Yahya Kemal, gurbeti kaygı günleri, hayatın hüzünleri olarak görür:
Gurbet nedir bilir mi o menfaya gitmeyen
Ey gurbet, ey gurubu ufuklarda bitmeyen
Ömrün derinliğinde süren kaygı günleri
Yıllarca fakr içinde, hayatın hüzünleri
Seyrani bir başka açıdan bakar gurbete:
Hicranlar mı çöktü içime benim
Gözyaşımı kimse silmez ağlarım
Mezarım olsaydı keşki vatanım
Sılamdan hiç haber gelmez ağlarım
Aşkın mızrağını engine saldım
Diyar-ı gurbette ben garip kaldım
Unuttum kendimi deryaya daldım
Kimseler halimden bilmez ağlarım
Şiirlerin dizelerinde sıla, vatan özlemi, gurbete düşme duyguları yoğun biçimde işlenir. Vatan sevgisini, sıla hasretini artıran yegâne duygu olarak gurbet görülür: Rıza Tevfik’in dediği bibi;
Uçun kuşlar uçun doğduğum yere
Şimdi dağlarında mor sümbül vardır
Gurbet insanoğlunun gitmek istemediği yer, çekmek istemediği duygudur.

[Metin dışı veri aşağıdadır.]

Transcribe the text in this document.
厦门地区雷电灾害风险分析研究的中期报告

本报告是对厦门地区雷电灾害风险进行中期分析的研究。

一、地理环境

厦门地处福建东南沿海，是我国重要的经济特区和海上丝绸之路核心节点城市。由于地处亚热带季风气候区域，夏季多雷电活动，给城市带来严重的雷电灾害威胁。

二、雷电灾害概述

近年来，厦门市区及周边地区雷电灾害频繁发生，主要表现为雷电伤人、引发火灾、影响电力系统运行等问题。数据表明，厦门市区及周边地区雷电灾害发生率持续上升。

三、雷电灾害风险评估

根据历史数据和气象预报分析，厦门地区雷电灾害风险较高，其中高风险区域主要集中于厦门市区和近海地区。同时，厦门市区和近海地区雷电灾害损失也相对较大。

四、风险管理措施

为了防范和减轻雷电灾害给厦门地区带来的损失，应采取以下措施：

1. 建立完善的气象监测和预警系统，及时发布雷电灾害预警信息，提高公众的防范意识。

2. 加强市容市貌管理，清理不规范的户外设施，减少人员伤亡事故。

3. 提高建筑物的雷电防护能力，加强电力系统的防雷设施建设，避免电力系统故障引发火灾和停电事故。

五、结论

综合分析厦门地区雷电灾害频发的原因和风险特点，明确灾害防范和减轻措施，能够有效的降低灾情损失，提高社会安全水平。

Böyle olmasına rağmen zorunluluklar insana bu gerçeği acı bir şekilde yaşatır.
Gurbet elde bir hal geldi başıma
Ağlama gözlerim Mevlâm kerimdir
Derman arar iken derde düş oldum
Ağlama gözlerim Mevlâm kerimdir.
Kerem,Aslı’nın peşine düşer:
Terk eyledim vatanımı ilimi
Elimden aldırdım gonca gülümü
Gurbet ile saldım gayri yolumu
Sıla ağlar vatan ağlar yol ağlar
Pir Sultan, gurbette ağlayan gözlerini Allah’ın Keremini tanık göstererek teselli eder.
“Kör olsun gurbetin kahrı bitmedi
Gidemem vatana çilem yetmedi
Gül de taksam bülbülümüz ötmedi
Altın kafes olsa viran görünür.
Bayburtlu Zihni, gurbetin altın kafesindeki bülbülün ötmeyişinden yakınırken, Aşık Ömer, gurbette öten bülbülün derdine dert katmasından kederlenir.
Gurbet elde deldin bağrım
Garip garip ötme bülbül
Yeter kıldı cefâ canım
Derdime dert katma bülbül.
Gördüğü her güzele aşık olan Karacaoğlan gurbetten o derece bizardır ki bir an önce sılaya dönmek ister.
Hezeli de Karacaoğlan hezeli
Döküldü dalların gülü gazeli
Gurbet elde ben neyleyim güzeli
Yol ver dağlar sılama varayım
Kimi yeşil ördek gibi dalar göller,
kimi yeşil kurbağa gibi.
Kimi başını alıp gurbete gitmek ister,
kimi gurbette ağlayışını hissettirir.
Türkülerde gurbet, acı yüklü bir kervandır.
Yeşil ördek gibi daldım göllere
Sen düşürdün beni dilden dillere
Başım alıp gidem gurbet illere
Ne sen beni unut ne de ben seni
Sen kendi özünle arana bir gurbet koyma, bir yabancılık sıradağı çekme.
“Gâh olur gurbet vatan; gâh vatan gurbetlenir.” Şair Vişnezade İzzeti bu deyişiyle seni anlatıyor sanki vatanında gurbetçi, gurbette yabancısın. Ancak o gurbeti gül bahçesi yapacak olanda sensin.
Sen ceddinin diyarında vatan-cüda olabilir misin hiç?
Belki, “muhâcirâne gezer ağlarız öz diyarımızda” ama, senin atalarının duası kabul olunmuştur, sen sahip çıktığın sürece vatan:
Canı, cananı bütün varımı alsın da Huda,
Etmesin tek vatanımdan beni dünyada Cüda.